Encadré 12 Participant en public et observateur en privé

Nous pouvons distinguer au moins quatre phases où nous avons adopté des profils différents. La première phase va d’août 2005 à septembre 2007. Le changement stratégique observé est alors en cours, nous sommes essentiellement professionnels, dans l’action. A cette date, nous ne sommes pas encore inscrits en thèse mais nous avons débuté notre formation de « chercheur ». Notre mémoire de master recherche porte sur la même entreprise mais sur une autre thématique : le passage d’un management par pays à un management global européen. Notre travail s’accompagne de collecte de données, sous forme de prises de notes, de collectes de documents qui semblent intéressants.
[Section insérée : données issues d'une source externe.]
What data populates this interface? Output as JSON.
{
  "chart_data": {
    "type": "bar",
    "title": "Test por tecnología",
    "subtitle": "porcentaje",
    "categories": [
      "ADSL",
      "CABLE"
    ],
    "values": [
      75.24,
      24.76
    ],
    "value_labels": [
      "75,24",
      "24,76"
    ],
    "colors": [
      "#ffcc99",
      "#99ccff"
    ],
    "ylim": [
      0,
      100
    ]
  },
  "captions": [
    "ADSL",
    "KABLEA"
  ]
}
La seconde phase va de septembre 2007 à septembre 2008. Nous sommes toujours dans l’action, au cœur du changement de stratégie. Mais à ce moment-là, notre sujet de thèse est fixé. Les observations sont davantage orientées sur l’utilisation des outils de contrôle dans le changement de stratégie. La collecte de documents s’organise en corpus complets : revues budgétaires, reportings hebdomadaires, etc. (voir encadré 10, p. 143). Nous sommes chercheurs dans la collecte des données. De septembre 2008 à Avril 2010, la période sur laquelle porte l’étude est terminée, mais nous sommes toujours en poste dans l’entreprise, au poste de directeur financier France. Nous côtoyons toujours certains acteurs de la période de recherche. Le facteur temps joue. Certains projets aboutissent, d’autres sont remis en cause. Nous regardons cela avec davantage de détachement, car nous ne sommes plus directement concernés. Le professionnel laisse peu à peu la place au chercheur. Nous entamons des analyses systématiques des documents collectés : essais de codage, on retrace les évolutions thème par thème, etc. On revoit les différents éléments à partir des questions que l’on a jugées pertinentes suite à nos réflexions aidées par la revue de littérature. La quatrième phase va de mai 2010 à la fin de rédaction de cette thèse. Nous ne sommes alors plus sur le terrain. Nous sommes seuls face à nos données. Le professionnel a quasiment disparu. Le chercheur, entouré du monde académique (laboratoire, pairs…), essaye de trouver la façon de rédiger une description pertinente de ce qui s’est passé.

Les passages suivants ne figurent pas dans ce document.